Explore a working knitr document
Overview
Teaching: 30 min
Exercises: 10 minQuestions
How does it all come together?
What reseources exist?
Objectives
See how literate programming helps you
See a how easy it is to make changes to
knitr
documents.
2. Bring it all together
- Contrast literate programming with stand-alone scripts and stand-alone documentation.
- Relate literate programming to reproducible generation of scientific figures and analysis results.
- Recognize benefits of and opportunities for applying literate programming.
- Produce and modify R knitr reports.
- Identify intermediary files, and thus which files can be regenerated.
Interactive knitr document: countryPick4.Rmd.
Introduction
Reading code is often difficult, even if you are the programmer. Literate programming is an approach to writing code that combines plain English interspersed with code to help explain the why and how behind the code. The end result is often a report that provides narrative to your work. These reports alleviate many of the problems associating with computational work including:
- Making your code pleasurable to read.
- Reduction of tedium and manual processes when making changes to experiments.
- Reduction of friction for communication of results.
- Begins the process of writing papers as the data, figures and rationale for each project are all in one place and can be copied and edited when writing your papers.
Essentially literate programming acts as your lab notebook for your computational work. As with scientific notebooks, there are many styles to writing in one. Every project is unique, but the end goal is always to make it as easy as possible for you and others to reproduce your work.
In this lesson we are going to use RStudio
to combine R
code, markdown, and knitr to create reports that can be saved in many formats for distribution. Depending on the language you can combine the same or similar tools for creating literate programming reports, for example for Python
reports, IPython
and Project Jupyter
are powerful options.
Step 1: Open .Rmd Document and Run Code
Open countryPick4.Rmd. This is a report exploring population size of four countries.
Save this document with a new filename. The filename should end in .Rmd
. Use what you have learned from file naming to give an appropriate new name to this report.
##Challenge 1 - Modify the report.
- Re-run the report, but modify the code to choose four new countries.
- (Bonus) If you are familiar with
R
andggplot
, try adding a fifth country to this report.

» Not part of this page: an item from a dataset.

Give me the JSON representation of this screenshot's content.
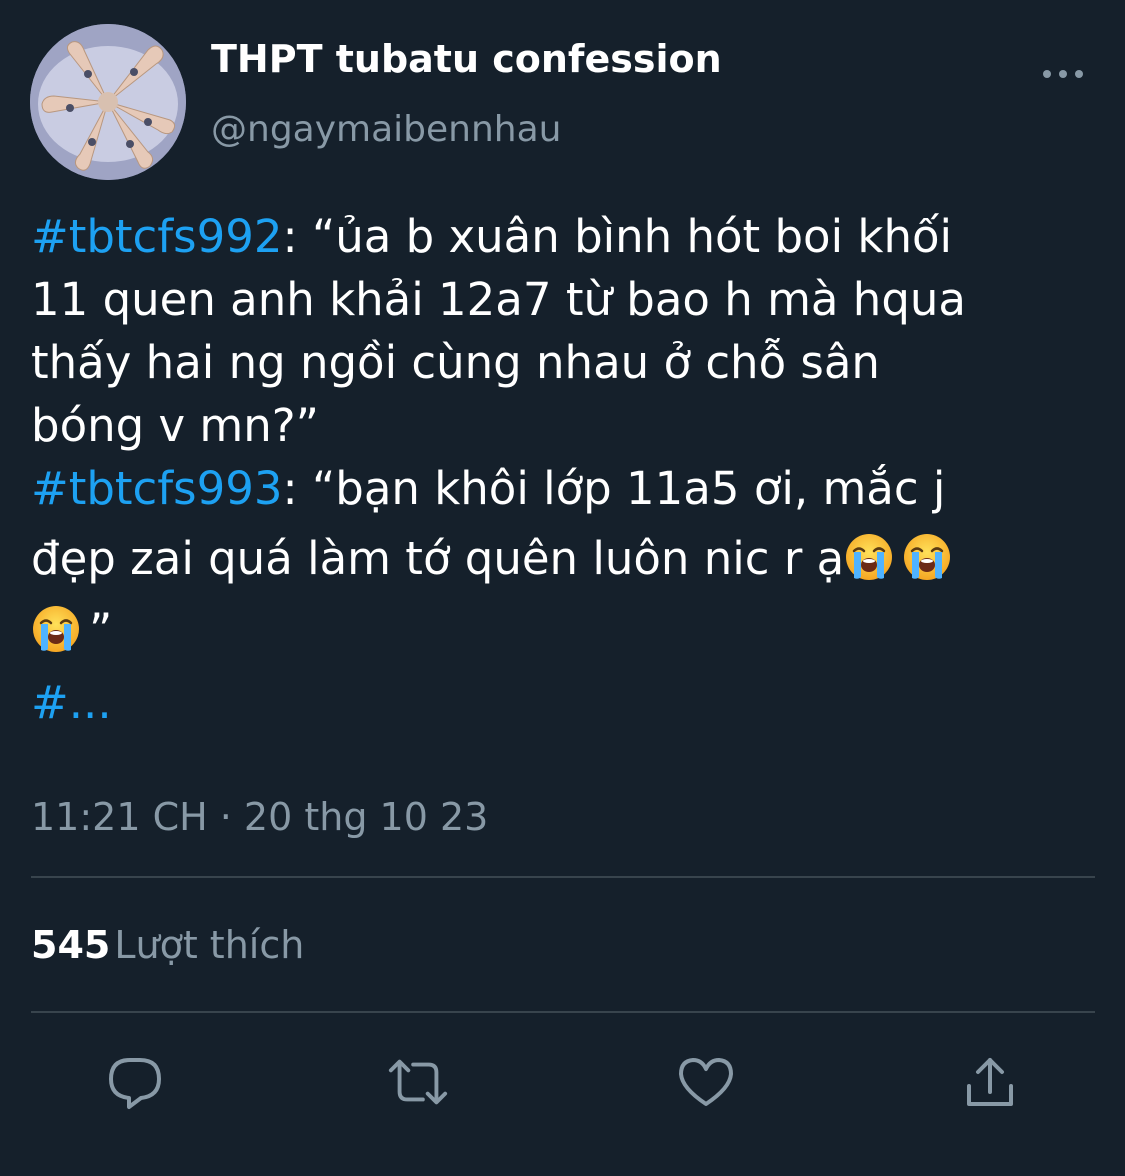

Step 2: Save new report and knit
Click on “Knit HTML” or do File > Knit
. RStudio
should display a preview of the resulting HTML. Also look at the file browser (which should be pointed at the directory where you saved the .Rmd file). You should see the RMarkdown
document, i.e. foo.Rmd
and the resulting HTML foo.html
.
- Distinguish what was the input and output in creating this document. What role did the
.Rmd
file take and what the .html file? - Which file can you delete while still being able to fully reproduce the result? What are all the files that are needed to re-create the
.html
file?
Step 3: Develop a new report
We’ll use the code chunk below to develop a new report. It should contain a title, two text blocks and two code blocks. The code requires the dplyr and babynames packages. We’ll use the RStudio package pane to install them.
library(dplyr)
library(babynames)
# Plot name frequency over time
babynames %>%
filter(name == "Mary" & sex == "F") %>%
ggplot(aes(x = year, y = n)) +
geom_line() + labs(x = "Year", y = "Number Born",
title = "Mary as a Girl-Name")
# Compare name use by gender over time
babynames %>%
filter(name == "Leslie") %>%
ggplot(aes(x = year, y = n)) +
geom_line(aes(color = sex)) + labs(x = "Year", y = "Number Born",
title = "Leslie, by Sex")
Sometimes left-over objects in the workspace make a report appear to fail even though it is correct. Clean out your workspace, restart R
, and re-run everything if you see weird failures. There are lots of chunk menu items and keyboard shortcuts to accelerate this workflow. Render the whole document often to catch errors when they’re easy to pinpoint and fix. Save often every time you reach a point that you’d like as a “fall back” position.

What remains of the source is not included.